If you know the rationale, can you shed a little light on this new standard for me, Pixie? I'm in an ED that still transfuses only O- blood in emergent situations for those that have not been typed and crossmatched. I read the article through that you posted (very informative, by the way), but did not see an exact rationale on why it is acceptable to transfuse O+ blood to adult males and females of non-reproducing potential. Perhaps its my own cynicism, but I'm just seeing a young women and children before the dispensable old maids and adult males thing here. I would legitimately appreciate knowing the rationale behind this, though.

Specializes in EMS, ED, Trauma, CEN, CPEN, TCRN.

It's at the bottom of page two of the article that I attached previously.

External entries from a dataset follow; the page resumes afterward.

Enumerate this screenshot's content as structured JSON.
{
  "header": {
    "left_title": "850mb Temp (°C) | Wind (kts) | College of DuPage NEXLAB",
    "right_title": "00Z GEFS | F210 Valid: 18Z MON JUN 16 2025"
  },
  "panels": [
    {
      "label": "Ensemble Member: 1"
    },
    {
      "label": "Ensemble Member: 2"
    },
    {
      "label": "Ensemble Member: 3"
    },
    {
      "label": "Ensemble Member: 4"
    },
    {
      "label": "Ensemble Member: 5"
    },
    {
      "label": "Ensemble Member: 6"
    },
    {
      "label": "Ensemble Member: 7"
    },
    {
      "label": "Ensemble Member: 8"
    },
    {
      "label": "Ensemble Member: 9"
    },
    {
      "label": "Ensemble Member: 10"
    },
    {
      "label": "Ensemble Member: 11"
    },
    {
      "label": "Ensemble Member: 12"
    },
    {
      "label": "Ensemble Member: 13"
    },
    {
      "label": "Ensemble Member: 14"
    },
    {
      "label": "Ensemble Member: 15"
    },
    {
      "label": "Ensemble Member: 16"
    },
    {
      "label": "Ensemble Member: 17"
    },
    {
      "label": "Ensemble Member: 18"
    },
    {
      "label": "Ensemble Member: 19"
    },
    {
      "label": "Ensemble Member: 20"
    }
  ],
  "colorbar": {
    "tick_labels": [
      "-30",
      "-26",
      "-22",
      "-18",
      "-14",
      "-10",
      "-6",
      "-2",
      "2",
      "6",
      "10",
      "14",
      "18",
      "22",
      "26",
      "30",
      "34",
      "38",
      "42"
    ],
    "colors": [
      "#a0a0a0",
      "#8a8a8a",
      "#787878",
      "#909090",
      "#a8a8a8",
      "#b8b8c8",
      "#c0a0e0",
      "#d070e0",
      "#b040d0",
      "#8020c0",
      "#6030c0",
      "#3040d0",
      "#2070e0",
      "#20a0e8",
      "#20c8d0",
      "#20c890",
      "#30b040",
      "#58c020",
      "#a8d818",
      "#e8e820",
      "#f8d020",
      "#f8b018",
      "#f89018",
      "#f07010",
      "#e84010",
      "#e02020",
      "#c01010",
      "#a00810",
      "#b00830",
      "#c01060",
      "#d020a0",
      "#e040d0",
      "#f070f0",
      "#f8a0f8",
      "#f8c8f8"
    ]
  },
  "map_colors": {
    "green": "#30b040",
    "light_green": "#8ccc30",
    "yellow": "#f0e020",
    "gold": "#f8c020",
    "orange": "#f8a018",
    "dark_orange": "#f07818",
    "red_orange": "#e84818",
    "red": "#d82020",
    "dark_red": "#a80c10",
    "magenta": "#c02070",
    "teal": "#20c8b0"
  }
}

Here is another excerpt that explains it from Pretransfusion Testing and Transfusion of Uncrossmatched Erythrocytes | Anesthesiology | ASA Publications

Group O RhD-negative blood is typically used in emergencies when the recipient's RhD status is unknown. Because RhD-negative blood is a scarce resource, priority for its use is given to RhD-negative females with childbearing potential to prevent alloimmunization against D antigen and subsequent risk of hemolytic disease of the fetus and newborn. RhD-positive erythrocytes can be transfused to RhD-negative patients who have not made anti-D antibodies as a result of prior exposure to RhD antigen because D-negative individuals do not constitutively produce anti-D antibodies. In experimental studies, anti-D antibodies are detected in approximately 80% of healthy RhD-negative volunteers immunized with RhD-positive blood, but the alloimmunization rate observed in clinical studies of hospitalized patients who were transfused at least one unit of RhD-positive blood ranges from only 10 to 33%.

Specializes in Psychiatric and emergency nursing.
It's at the bottom of page two of the article that I attached previously. Here is another excerpt that explains it from Pretransfusion Testing and Transfusion of Uncrossmatched Erythrocytes | Anesthesiology | ASA Publications

Group O RhD-negative blood is typically used in emergencies when the recipient's RhD status is unknown. Because RhD-negative blood is a scarce resource, priority for its use is given to RhD-negative females with childbearing potential to prevent alloimmunization against D antigen and subsequent risk of hemolytic disease of the fetus and newborn. RhD-positive erythrocytes can be transfused to RhD-negative patients who have not made anti-D antibodies as a result of prior exposure to RhD antigen because D-negative individuals do not constitutively produce anti-D antibodies. In experimental studies, anti-D antibodies are detected in approximately 80% of healthy RhD-negative volunteers immunized with RhD-positive blood, but the alloimmunization rate observed in clinical studies of hospitalized patients who were transfused at least one unit of RhD-positive blood ranges from only 10 to 33%.

Thanks for posting this! I was unaware that the protocol for blood administration had changed for the administration of Rh positive and negative blood. After reading over the information you provided though, it made a lot of sense. Good information to have working in an ED, especially sense O- blood reserves have become kinda scarce.